Сегодня, 29 января, активисты пикетов за обмен украинских политзаключенных на россиян, отбывающих срок в Украине, отнесут в администрацию президента России ходатайства 23 россиян, обратившихся к Путину с просьбой об обмене.
Светлана Шмелева — одна из инициаторов проведения бессрочного пикета — рассказала «МБХ медиа» о смысле акции, и о том, насколько обмен заключенными осуществим.
— Как родилась идея бессрочного пикета возле администрации президента?
— Идея встать с одиночным пикетом возле администрации президента возникла у Юлии Самойловой. Я знаю, что активисты в течение лета 2018 года пытались проводить пикеты в разных частях Москвы, но не очень получалось.
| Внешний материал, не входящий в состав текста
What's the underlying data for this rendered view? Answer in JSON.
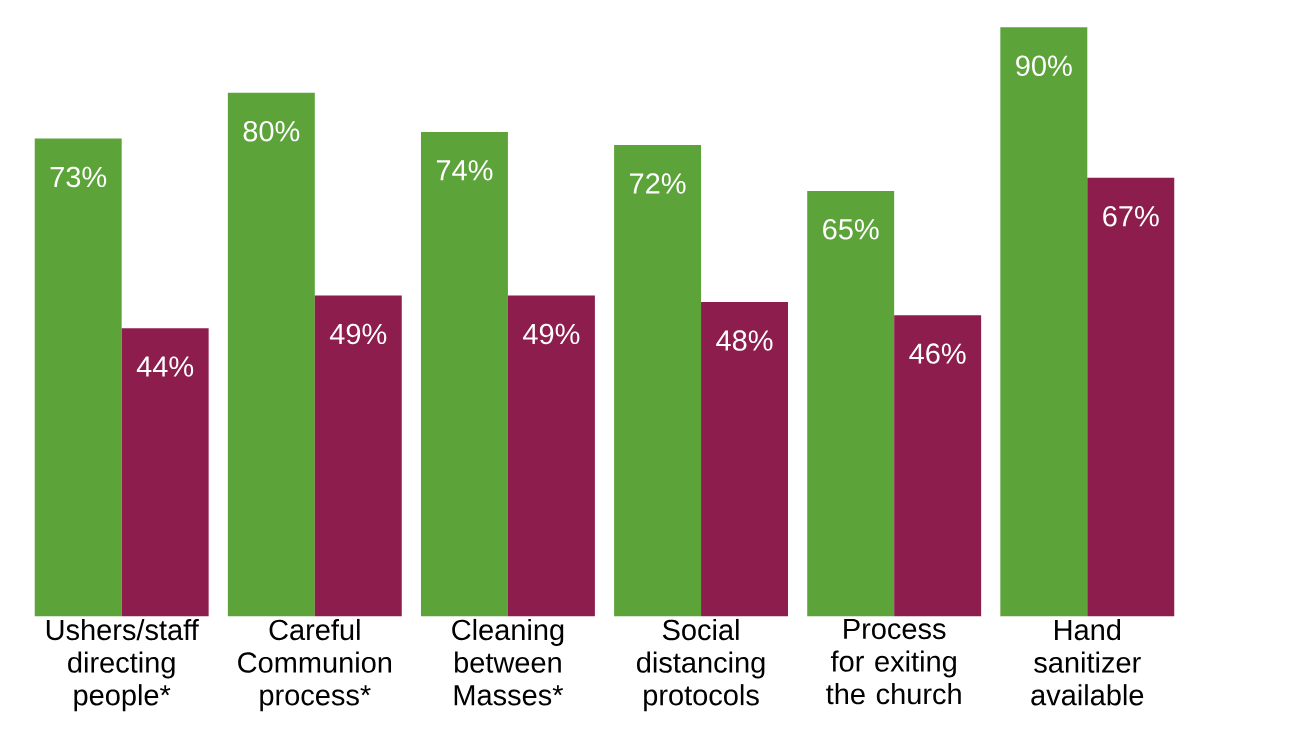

Не было такой идеи, что пикет этот будет бессрочным. И ежедневным он стал с сентября. Пикет был вдохновлен Олегом Сенцовым и его голодовкой. Я же пришла к администрации президента с плакатом, на котором было обращение к гражданам Российской Федерации о том, что наши сограждане сидят в Украине и просят их обменять, а президент России молчит. Тема обмена — основная для пикета. И мы решили проводить пикеты до того момента, пока не начнется обмен осужденных россиян на украинцев, которые сидят в российских тюрьмах.
«В администрации президента запрещен интернет»
— Вы уверены в том, что обмен рано или поздно начнется?
— Уверенным быть ни в чем нельзя, но поскольку я профессионально занимаюсь гражданским просвещением и понимаю, что если граждане проявляют некую активность и если есть согласие в обществе — а за эти четыре месяца, разговаривая с людьми на улице, я поняла, что многие сегодня выступают за то, чтобы начался обмен — это может произойти. Милосердие совершенно не чуждо гражданам России, и есть понимание — и у украинских чиновников, и украинского общества — что обмен необходим.
Мы передали в администрацию президента России 60 тысяч подписей, которые были собраны за обмен всех на всех. А потом я еще ходила на прием в администрацию президента к Александру Козыренко, начальнику департамента управления по обращению граждан президента России.
— И что он сказал?
— Примерно был вот такой разговор. Я сказала, что 23 россиянина, которые сидят в Украине, обратились к президенту Путину с просьбой обменять их на украинцев, которые сидят в российских тюрьмах. Козыренко спросил меня: «А вы уверены, что они реально существуют, эти россияне на Украине? Как докажете, что это настоящие подписи, а не фейковые?»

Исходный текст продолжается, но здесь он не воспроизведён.